Este desgaste no es abstracto. Se puede medir. Se ve en el cortisol que ya no sigue su ritmo natural. En la inflamación que aumenta silenciosamente. En la amígdala hiperactiva que detecta peligro donde no lo hay. En la corteza prefrontal —la parte del cerebro que regula, piensa y decide— que pierde capacidad cuando el sistema vive inundado de estrés.
Como dice Bessel van der Kolk, “el cuerpo lleva la cuenta”. Y esa cuenta siempre se cobra.

Lo fascinante, y a la vez doloroso, es que esta cuenta no es solo física. La carga alostática se expresa también en la esfera emocional: en la irritabilidad constante, en la hipersensibilidad, en la dificultad para conectar, en el desánimo que no sabemos explicar.

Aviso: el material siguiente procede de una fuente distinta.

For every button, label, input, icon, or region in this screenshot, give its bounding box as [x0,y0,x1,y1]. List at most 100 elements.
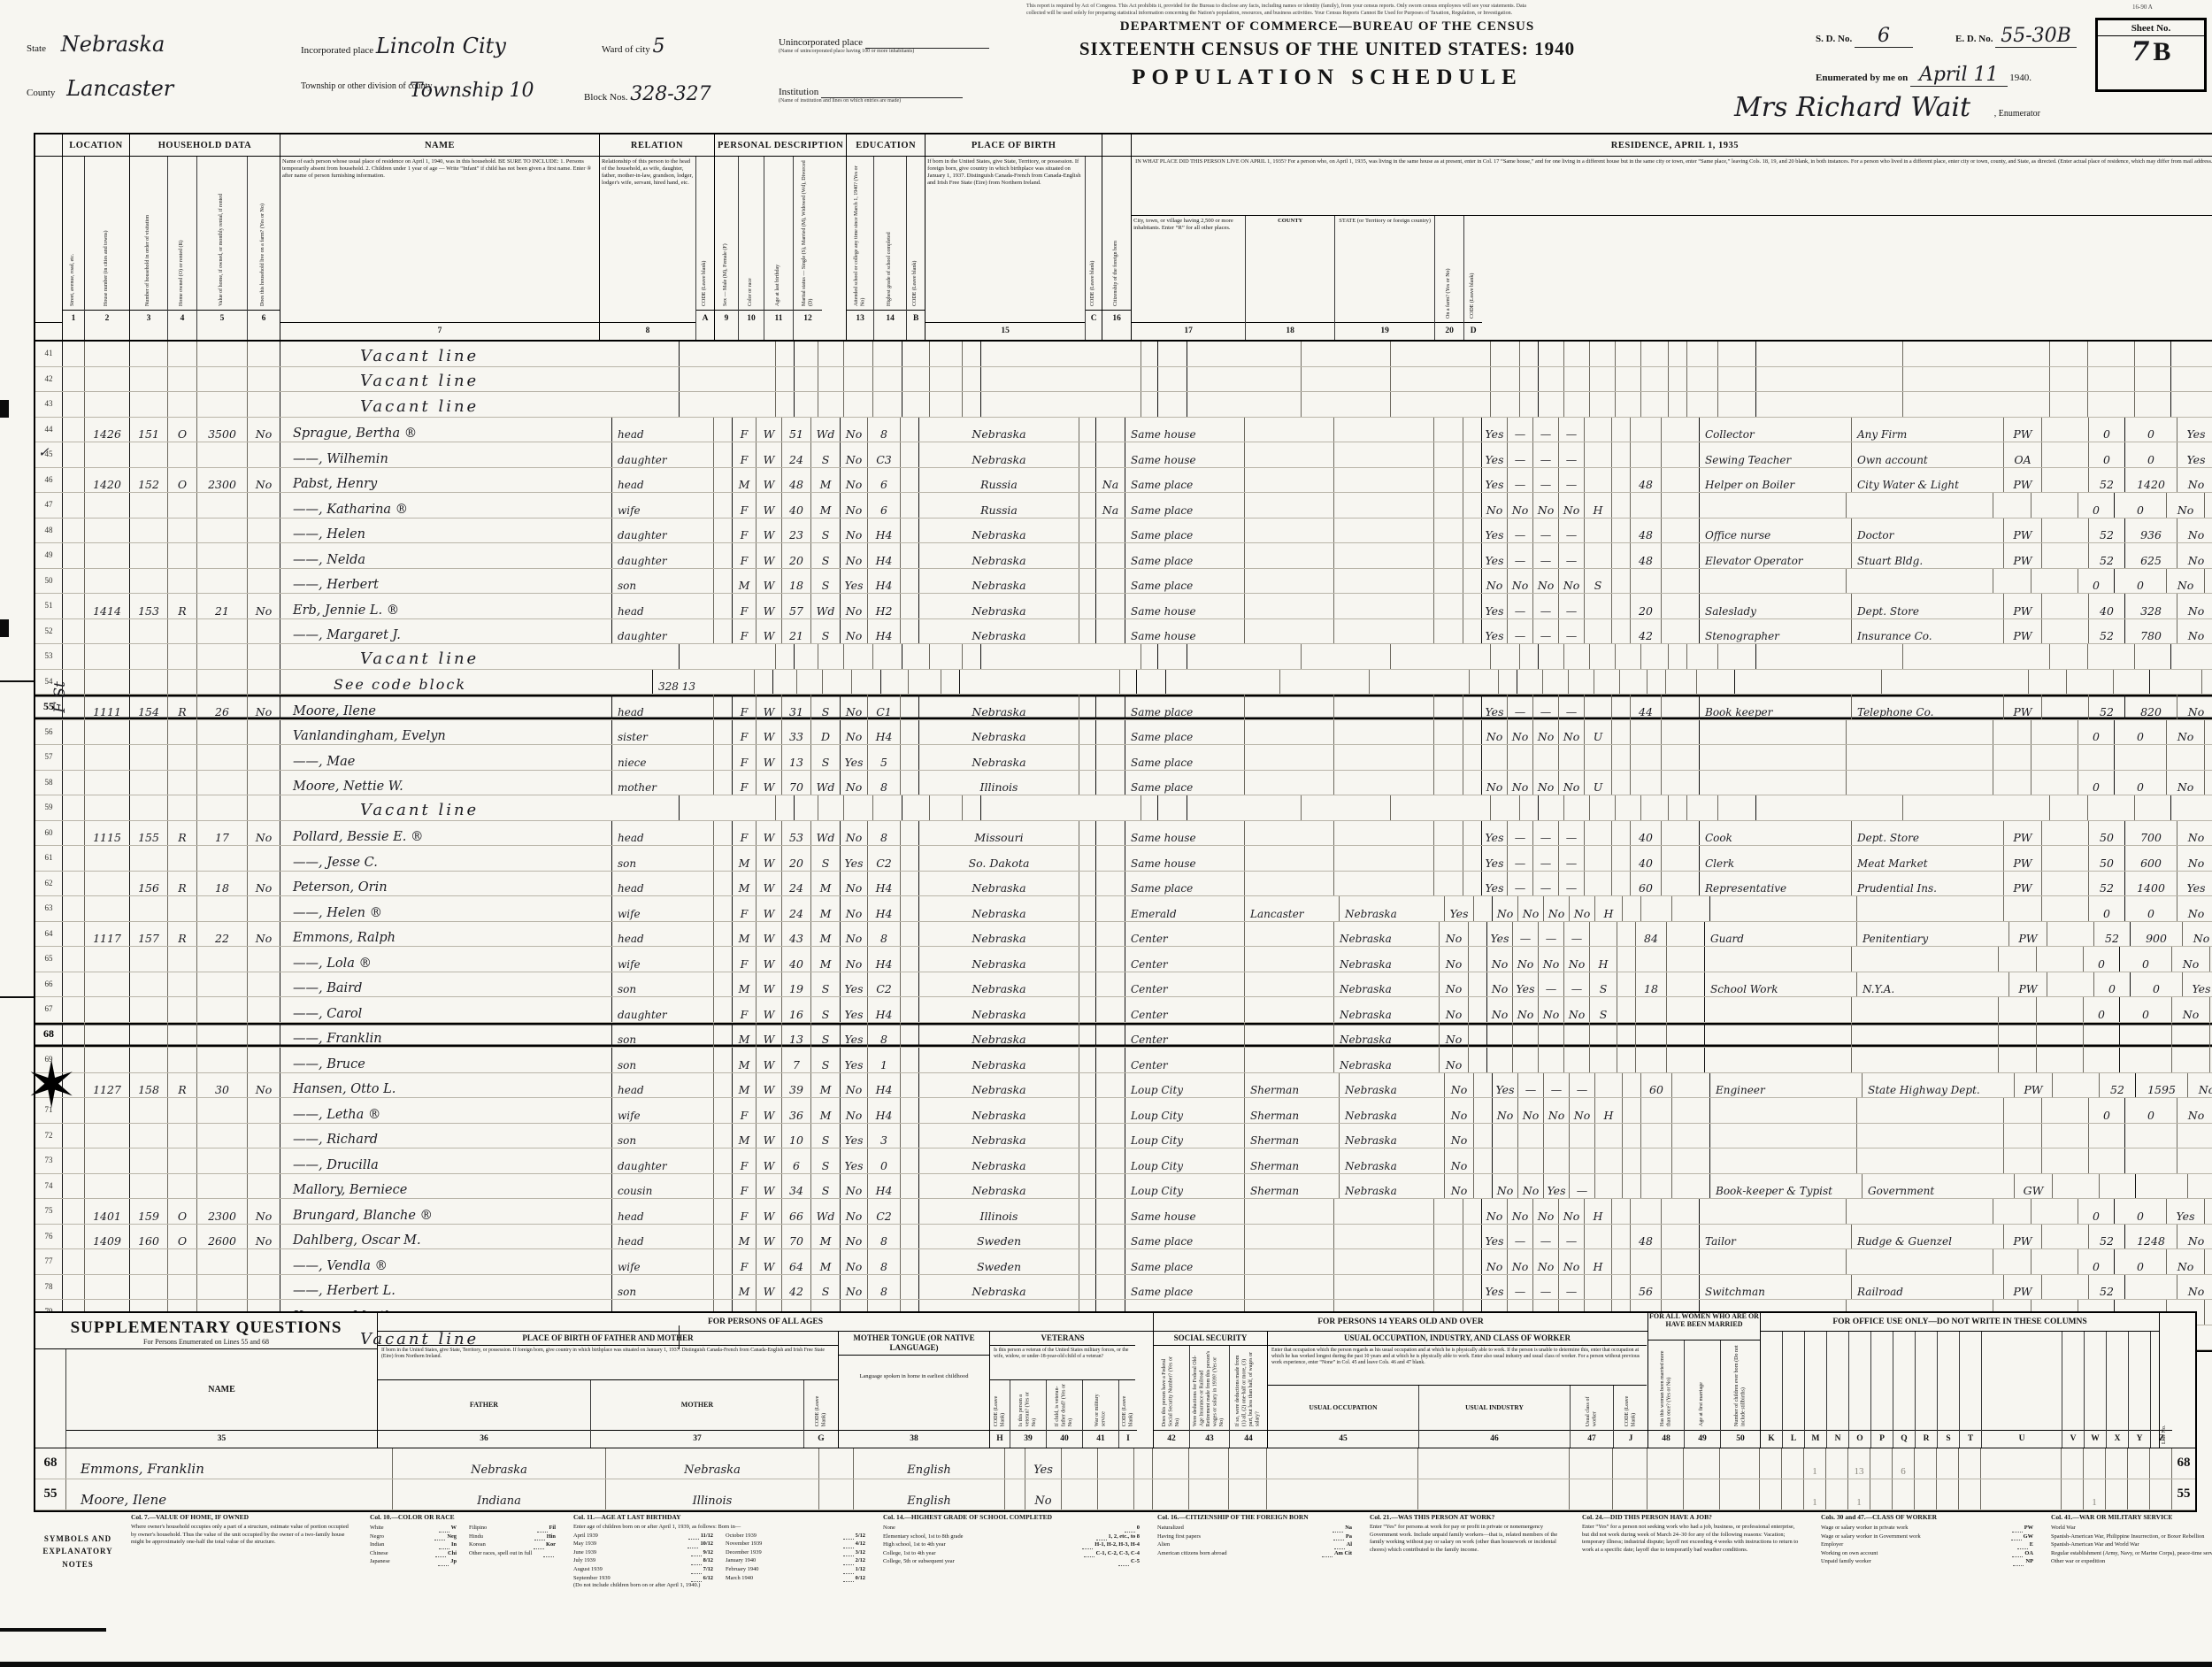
sd-field: S. D. No. 6 [1816,25,1914,48]
cell-F [2042,896,2089,921]
cell-farm: No [248,1199,280,1224]
cell-occ [1756,342,1903,366]
cell-w25 [1595,1148,1623,1173]
cell-hrs [1631,770,1662,795]
cell-D [1520,795,1539,820]
cell-cty [1302,366,1391,391]
cell-w25: U [1585,719,1612,744]
supp-cell-office-W: 1 [2084,1479,2106,1510]
cell-cit [1096,820,1125,845]
cell-f35: No [1445,1173,1474,1198]
cell-val: 2300 [197,467,248,492]
supp-subgroup-mother-tongue: MOTHER TONGUE (OR NATIVE LANGUAGE) Langu… [839,1332,990,1448]
cell-w24: — [1570,1072,1595,1097]
cell-sch: No [841,695,868,719]
cell-w25 [1641,392,1669,417]
cell-rel: wife [612,493,714,518]
cell-st [1334,1274,1434,1299]
cell-w25 [1585,871,1612,895]
cell-F [2042,695,2089,719]
incorporated-field: Incorporated place Lincoln City [301,35,506,57]
cell-w24 [1564,1048,1590,1072]
cell-w25 [1585,846,1612,871]
cell-cls [1993,745,2032,770]
supp-cell-office-L [1782,1448,1804,1479]
cell-age [844,795,873,820]
cell-w24: No [1570,896,1595,921]
cell-E [1617,921,1636,946]
cell-mar: S [811,846,841,871]
cell-w25: H [1585,493,1612,518]
cell-line: 46 [35,467,63,492]
cell-f35: No [1445,1072,1474,1097]
cell-B [901,467,919,492]
cell-F [2042,467,2089,492]
cell-val: 17 [197,820,248,845]
cell-w25 [1585,695,1612,719]
note-item: None 0 [883,1525,1140,1533]
cell-occ: Helper on Boiler [1700,467,1852,492]
cell-ind: City Water & Light [1852,467,2004,492]
cell-st [1334,493,1434,518]
cell-house: 1409 [85,1224,130,1248]
cell-gr [930,366,963,391]
cell-line: 66 [35,972,63,996]
cell-oth: No [2167,493,2205,518]
cell-rel [680,795,776,820]
cell-street [63,1173,85,1198]
cell-cit [1096,846,1125,871]
cell-wks [2078,745,2115,770]
supp-cell-father: Nebraska [393,1448,606,1479]
cell-A [714,568,733,593]
cell-mar: S [811,518,841,542]
note-item: Indian In [370,1541,457,1549]
cell-w22 [1564,795,1590,820]
cell-F [2032,745,2078,770]
state-label: State [27,43,46,54]
cell-E [1669,644,1687,669]
supp-cell-office-R [1915,1479,1937,1510]
cell-ten [168,1098,197,1123]
cell-res: Same place [1125,719,1245,744]
cell-cty [1245,417,1334,442]
cell-street [63,366,85,391]
cell-sch: Yes [841,846,868,871]
cell-farm: No [248,921,280,946]
cell-D [1463,820,1482,845]
supp-cell-office-U [1981,1479,2062,1510]
cell-res: Same house [1125,820,1245,845]
cell-res: Center [1125,997,1245,1022]
cell-ind: Dept. Store [1852,594,2004,618]
cell-rel: son [612,1274,714,1299]
cell-rel: head [612,1072,714,1097]
cell-name: Pollard, Bessie E. ® [280,820,612,845]
col-header-usual-industry: USUAL INDUSTRY 46 [1419,1385,1571,1448]
cell-age: 64 [782,1249,811,1274]
cell-cty [1302,795,1391,820]
cell-hh: 159 [130,1199,168,1224]
cell-w24: — [1559,820,1585,845]
note-item: Other war or expeditionOt [2051,1558,2106,1565]
cell-w21 [1493,1123,1518,1148]
supp-cell-J [1613,1448,1647,1479]
cell-ind: Insurance Co. [1852,618,2004,643]
cell-ind [1847,745,1993,770]
cell-w24 [1616,366,1641,391]
cell-age [844,366,873,391]
cell-cls [2004,1123,2042,1148]
cell-F [2042,820,2089,845]
cell-house: 1420 [85,467,130,492]
census-row-66: 66 ——, Baird son M W 19 S Yes C2 Nebraska Center Ne… [35,972,2212,997]
cell-age [844,342,873,366]
cell-D [1469,921,1487,946]
cell-sch [902,392,930,417]
cell-E [1612,745,1631,770]
cell-A [714,1123,733,1148]
cell-sch: No [841,1199,868,1224]
cell-hh: 160 [130,1224,168,1248]
cell-w22: No [1518,896,1544,921]
cell-hh [130,392,168,417]
cell-street [63,997,85,1022]
cell-oth [2177,1124,2212,1148]
cell-wag [2171,795,2212,820]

Cuando el sistema nervioso está en modo supervivencia, todo se vuelve más difícil: tomar decisiones, escuchar con paciencia, poner límites, pedir ayuda, confiar.

Y también afecta nuestra dimensión más íntima: la espiritual. No hablo de creencias religiosas, sino de esa capacidad humana para sentir sentido, profundidad, coherencia interna. Cuando la tensión interna es constante, la voz del propósito se vuelve un susurro. La creatividad se apaga. La intuición se desconecta. El espíritu se repliega para conservar energía.

Desde la mirada sistémica, muchas de estas tensiones no nacieron con nosotros. Son historias heredadas, lealtades invisibles, maneras de sobrevivir que aprendimos observando a quienes vinieron antes. Cuerpos que no tuvieron descanso, familias que vivieron en alerta, silencios que cargamos sin saberlo. La ciencia del trauma y las constelaciones familiares coinciden en algo esencial: lo que no se resuelve se transmite, y muchas veces lo cargamos sin comprender por qué.

La buena noticia —y esto lo veo cada día— es que la carga alostática se puede reducir. El cuerpo no es una máquina rota, sino un organismo vivo que busca recuperar la estabilidad cuando se le da un espacio seguro. La relación terapéutica, la regulación del sistema nervioso, los límites saludables, el movimiento, el descanso profundo, las prácticas que devuelven sentido… todo esto crea nuevas rutas neurobiológicas. La neuroplasticidad y la epigenética nos recuerdan algo fundamental: podemos reparar.

Quizá la pregunta más importante no sea “¿cómo me quito el estrés?”, sino algo más honesto y más profundo:
¿Qué tensión llevo cargando desde hace demasiado tiempo… y qué parte de mí aprendió que debía sostenerla sola?